Dans le cadre du projet Séquences Éphémères, nous avons poursuivi notre collaboration avec Charles autour de son projet d’expérience immersive en réalité virtuelle, qui vise à valoriser le patrimoine de la Martinique. Cette création explore notamment la période de l’Occupation et la manière dont elle s’est vécue sur notre territoire.

Pour cette nouvelle étape, nous avons organisé une double séance en studio avec de nouveaux participants — des amis artistes de Charles — ainsi que le retour de notre jeune comédien. L’occasion de voir, une fois encore, comment la motion capture peut rassembler des profils variés et leur offrir un espace de création inédit.
Mais cette fois-ci, l’aventure ne s’est pas arrêtée au studio.
Nous avons également réalisé, pour la première fois dans le cadre des activités créatives de Séquences Éphémères, une prestation de service en extérieur (“on location”). Le tournage s’est tenu dans une maison du quartier de Balata, ancienne résidence du sujet de l’expérience immersive, restaurée grâce aux fonds du Loto du Patrimoine.

Un moment fort : croiser un lieu de mémoire historique, un patrimoine restauré et la création d’un nouveau patrimoine numérique à travers les technologies immersives. C’est du patrimoine au cube !
Nous avons été magnifiquement accueillis par les propriétaires, qui nous ont même conviés par la suite à partager un moment convivial en compagnie des régisseurs de la production Netflix tournée récemment en Martinique.

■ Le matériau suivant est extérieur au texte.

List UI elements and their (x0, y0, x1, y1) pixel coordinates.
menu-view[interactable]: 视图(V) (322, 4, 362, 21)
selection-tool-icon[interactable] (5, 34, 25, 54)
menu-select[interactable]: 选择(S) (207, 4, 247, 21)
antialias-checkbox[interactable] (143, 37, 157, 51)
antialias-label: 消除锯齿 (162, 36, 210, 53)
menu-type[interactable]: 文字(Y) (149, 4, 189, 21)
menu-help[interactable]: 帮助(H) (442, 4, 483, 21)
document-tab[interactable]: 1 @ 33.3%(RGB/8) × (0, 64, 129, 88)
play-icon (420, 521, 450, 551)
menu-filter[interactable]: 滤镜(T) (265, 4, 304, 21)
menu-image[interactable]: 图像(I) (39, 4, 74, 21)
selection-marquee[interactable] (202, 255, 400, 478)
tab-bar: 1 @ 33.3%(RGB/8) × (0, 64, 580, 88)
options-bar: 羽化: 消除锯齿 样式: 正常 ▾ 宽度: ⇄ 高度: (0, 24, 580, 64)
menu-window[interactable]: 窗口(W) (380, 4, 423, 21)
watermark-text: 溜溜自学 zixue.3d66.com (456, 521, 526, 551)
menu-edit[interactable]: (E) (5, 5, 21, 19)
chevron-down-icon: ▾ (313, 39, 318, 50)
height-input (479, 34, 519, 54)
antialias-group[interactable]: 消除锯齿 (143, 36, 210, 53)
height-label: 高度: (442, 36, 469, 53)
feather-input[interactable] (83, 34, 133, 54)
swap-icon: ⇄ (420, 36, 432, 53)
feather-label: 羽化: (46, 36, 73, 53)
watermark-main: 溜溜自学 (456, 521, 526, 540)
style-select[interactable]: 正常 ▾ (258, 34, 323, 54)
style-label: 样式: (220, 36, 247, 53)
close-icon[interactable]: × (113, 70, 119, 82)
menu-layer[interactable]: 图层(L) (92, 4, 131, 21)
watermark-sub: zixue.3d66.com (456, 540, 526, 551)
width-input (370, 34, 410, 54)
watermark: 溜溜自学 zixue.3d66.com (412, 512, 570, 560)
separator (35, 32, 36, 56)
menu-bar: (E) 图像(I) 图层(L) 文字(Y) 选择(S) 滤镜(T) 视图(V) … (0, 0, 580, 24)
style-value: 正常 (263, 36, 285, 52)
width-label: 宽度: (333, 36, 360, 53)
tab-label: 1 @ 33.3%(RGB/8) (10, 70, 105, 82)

Pour Georges-Emmanuel Arnaud, directeur artistique d’Anisotropie, c’est un rêve qui prend forme : voir émerger, à travers ces actions, une dynamique où le patrimoine et la technologie se rencontrent, où des marchés encore balbutiants s’esquissent, où des rencontres fécondes s’enchaînent et ouvrent de nouvelles perspectives.
Cette dynamique nourrit notre conviction : oui, les subventions sont nécessaires et précieuses, mais notre projet peut et doit devenir autosuffisant (self-sustainable). En créant des services, en valorisant la Martinique et sa culture, en bâtissant un écosystème local autour de la motion capture et des expériences immersives, nous posons les bases d’un avenir où l’association Anisotropie pourra voler de ses propres ailes.
Un pas de plus vers cette vision, et un pas qui nous remplit de gratitude et d’enthousiasme.